5La loi sur le domaine national (LDN) au Sénégal de 1964 visait à permettre l’accès des terres à ceux qui pouvaient les mettre en valeur, tout en leur donnant une sécurité foncière tant qu’ils la travaillaient. L’État maître du domaine foncier non approprié se faisait le garant d’une telle mise en œuvre. La Communauté rurale (CR), gérée par un Conseil rural1 (Cr) élu, a bénéficié de nombreuses prérogatives en matière de gestion des ressources naturelles et foncières, et de développement. Avec la promulgation des lois de décentralisation de 1996 et d’un nouveau code forestier en 1998, les populations et les collectivités locales sont de plus en plus impliquées dans la gestion rationnelle des ressources. La loi n° 96-07 du 22 mars 1996 consacre le transfert de compétences aux régions, aux communes et aux CR en matière forestière (gestion des parcours de bétail, autorisation d’attribution de permis de coupe du bois par les services techniques des Eaux et Forêts aux requérants, gestion de la collecte des produits forestiers, contrôle des feux de brousse…) pour les espaces ne relevant pas du domaine de l’État.
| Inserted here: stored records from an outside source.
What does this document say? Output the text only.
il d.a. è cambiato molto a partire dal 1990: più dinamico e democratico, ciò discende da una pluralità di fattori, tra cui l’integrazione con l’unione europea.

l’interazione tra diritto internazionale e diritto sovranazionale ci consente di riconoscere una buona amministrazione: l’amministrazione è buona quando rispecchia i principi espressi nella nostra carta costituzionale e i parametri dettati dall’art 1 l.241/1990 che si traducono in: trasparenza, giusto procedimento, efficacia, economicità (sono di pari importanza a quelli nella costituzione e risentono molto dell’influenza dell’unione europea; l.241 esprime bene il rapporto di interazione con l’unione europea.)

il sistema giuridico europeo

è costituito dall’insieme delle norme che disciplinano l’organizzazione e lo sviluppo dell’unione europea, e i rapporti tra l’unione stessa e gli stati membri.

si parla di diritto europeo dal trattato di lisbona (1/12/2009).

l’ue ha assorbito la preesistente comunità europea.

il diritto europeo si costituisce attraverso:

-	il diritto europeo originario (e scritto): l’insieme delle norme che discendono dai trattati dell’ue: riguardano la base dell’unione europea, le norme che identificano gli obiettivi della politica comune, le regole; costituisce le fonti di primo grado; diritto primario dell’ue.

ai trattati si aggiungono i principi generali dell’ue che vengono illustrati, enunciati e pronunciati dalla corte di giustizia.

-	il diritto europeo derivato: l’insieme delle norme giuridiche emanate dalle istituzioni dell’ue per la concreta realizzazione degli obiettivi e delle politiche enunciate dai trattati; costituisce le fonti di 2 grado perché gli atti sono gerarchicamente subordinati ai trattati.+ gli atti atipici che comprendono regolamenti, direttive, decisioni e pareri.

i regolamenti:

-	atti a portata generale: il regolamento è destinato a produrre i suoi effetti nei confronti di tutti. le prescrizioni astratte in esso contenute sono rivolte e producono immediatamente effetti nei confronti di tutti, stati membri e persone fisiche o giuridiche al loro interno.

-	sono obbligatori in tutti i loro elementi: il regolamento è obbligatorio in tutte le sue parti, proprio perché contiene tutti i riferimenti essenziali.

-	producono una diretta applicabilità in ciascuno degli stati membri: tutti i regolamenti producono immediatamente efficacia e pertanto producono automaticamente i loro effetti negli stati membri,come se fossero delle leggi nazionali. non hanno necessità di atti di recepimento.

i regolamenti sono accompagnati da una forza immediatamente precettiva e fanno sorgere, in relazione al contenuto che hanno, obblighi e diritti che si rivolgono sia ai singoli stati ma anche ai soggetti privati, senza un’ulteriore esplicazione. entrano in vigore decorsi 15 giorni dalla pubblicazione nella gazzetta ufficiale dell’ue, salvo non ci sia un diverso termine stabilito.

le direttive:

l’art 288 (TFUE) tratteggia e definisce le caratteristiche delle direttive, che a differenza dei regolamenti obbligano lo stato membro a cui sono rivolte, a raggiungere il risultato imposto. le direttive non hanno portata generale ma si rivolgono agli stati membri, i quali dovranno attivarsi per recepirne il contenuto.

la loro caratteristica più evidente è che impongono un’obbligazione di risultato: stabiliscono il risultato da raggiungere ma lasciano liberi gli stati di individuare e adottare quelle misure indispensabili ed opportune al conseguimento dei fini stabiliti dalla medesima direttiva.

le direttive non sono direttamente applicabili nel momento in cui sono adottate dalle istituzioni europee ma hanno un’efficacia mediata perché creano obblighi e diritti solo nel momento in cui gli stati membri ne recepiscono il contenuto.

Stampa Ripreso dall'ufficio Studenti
6Cependant, la LDN appliquée dans le cadre de la décentralisation par des conseillers élus par les populations permet-elle une meilleure gestion des ressources naturelles et leur renouvellement pour les générations futures ? La CR, entité territoriale de gestion des ressources naturelles et foncières, constitue-t-elle un espace de référence, dont les règles de fonctionnement peuvent être acceptées par tous, par exemple dans le cas des Peuls aux pratiques agricoles et pastorales très diversifiées ? Ces lois permettent-elles de « faire émerger comme bien commun un territoire que ceux qui en sont « propriétaires » gèrent en vue d’obtenir des bénéfices de son exploitation » (Dugast, 2002) ? Les conseillers ruraux, élus au sein des partis politiques, constituent-ils de véritables représentants des populations capables de répondre à leurs aspirations et à leurs demandes en matière de gestion du foncier et des ressources naturelles ? Sont-ils les médiateurs de la gestion des ressources tant attendus par les projets de développement (Babin et al., 2002) ? En Haute-Casamance, la pression sur la terre se fait de plus en plus sentir et la péjoration des conditions climatiques fragilise toutes tentatives d’intensification de l’agriculture et de l’élevage, l’intégration de ces deux activités nécessite une protection de leurs espaces de référence. Cependant, la multiplicité des références au territoire, des intérêts et des poids économico-sociaux des agro-éleveurs et agriculteurs est telle, que l’intrusion de nouvelles lois risque en fait de complexifier les modes de gestion de la terre. Tout en prévenant la dégradation des milieux naturels, ces nouvelles lois sont-elles à même de prendre en compte les représentations culturelles des populations, notamment leurs conceptions différentes de la « brousse », espace à vocation à la fois pastorale et agricole ?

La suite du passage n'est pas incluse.